On the seamier side, in 1890, Denver had 500 saloons. Ladies were banned from these until 1894, a law that was largely ignored. There was also a midnight curfew, but after the bell rang the saloons stayed open. They were supposed to be closed on Sundays, too. They weren't. Gambling in saloons was also forbidden and punishable by a $10 fine.
Blake Street was the center of gambling in Denver. In 1885, 200 persons were employed in Denver gambling houses. Faro was the most popular game because gamblers believed it couldn't be fixed. A single gambling house might have a Hieronymous bowl, six faro banks, four roulette wheels, four tables for hazard and craps, two for stud poker and two for draw poker, one for short faro and one for twenty-one.
Denver’s Chinatown, nicknamed Hop Alley, was settled in 1870 when Chinese workers were laid off by the railroad. It was located at the "back" of Holladay Street, where the “ladies of the evening” plied their trade. Hop Alley had a church, a restaurant, laundries, and herb shops, but it also had opium dens. Gun Wa, the “great Chinese physician” who sold cures for almost anything, was actually an Irishman named Hale. The bottles he used for his miracle drug are shown below.

"Bangor Maine 1887-8: From the annual report of the City of Bangor, March 1887-March 1888"

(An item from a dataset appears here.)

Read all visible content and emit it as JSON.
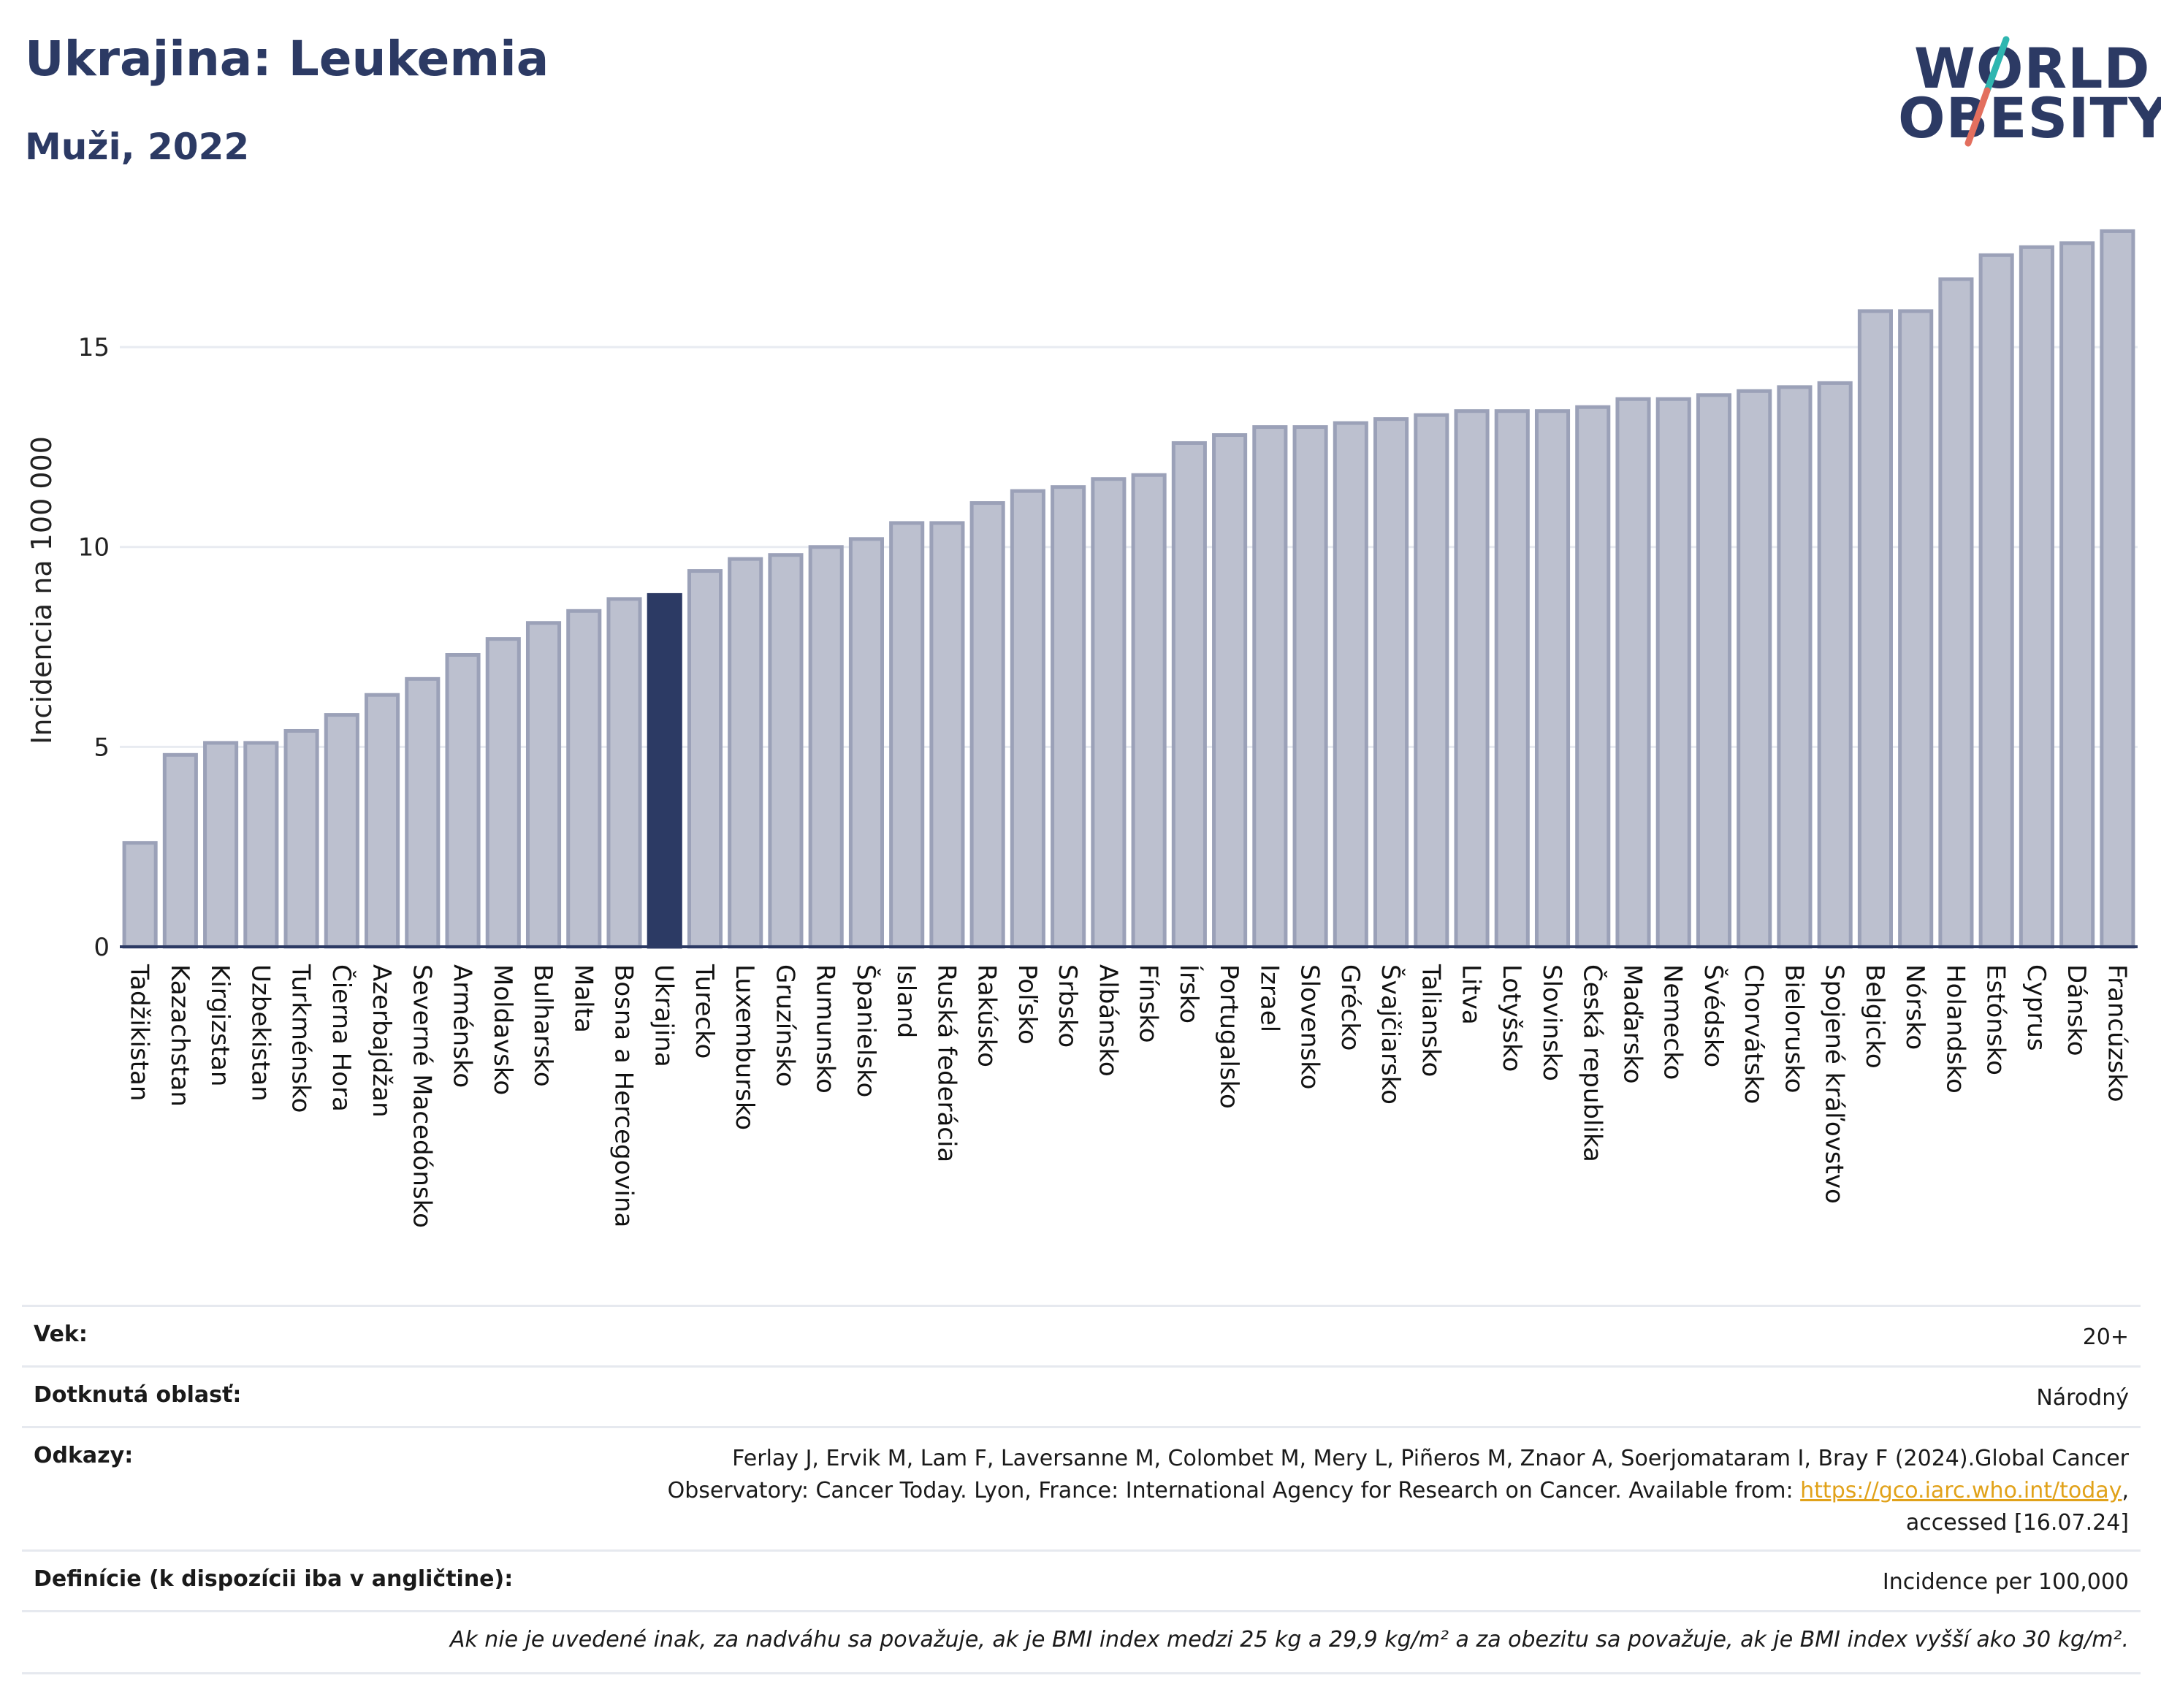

I recently got a look at the annual report for 1887-8 for the city of Bangor, Maine. From March 1887 to March 1888, the city had more arrests than usual, mostly due to strangers working on the railway. Half of all arrests were of non-residents. There were 1,443 arrests in all, 895 of them for drunkenness. Two people were committed to the Insane Hospital in Augusta, Maine. No murders are listed. Although the terms police department and policeman are used at this time law enforcement was in the hands of the city marshall. In one place a 13 man police department is mentioned but 17 policemen are listed in one place and 9 constables in another. 4 names appear on both lists. No one is listed as city coroner but there is a city physician. Coroner was actually a county officer, elected every two years, and was called in to investigate unnatural or violent deaths. According to A Bicentennial Look at Bygone Bangor (1975), the rule of thumb for coroners for bodies found floating in the Kenduskeag Stream or Penobscot River was that if they had money in their pockets they were suicides and if there was no money, they'd probably been murdered.
FUN FACTS ABOUT LATE NINETEENTH CENTURY MAINE:
The telephone was available in Bangor by 1880. In Bangor there were 270 subscribers by 1885.
The first typewriter was used in a Bangor newsroom (at the Bangor Daily News) in 1894.
Moxie, the official Maine state soft drink, was first produced in 1885.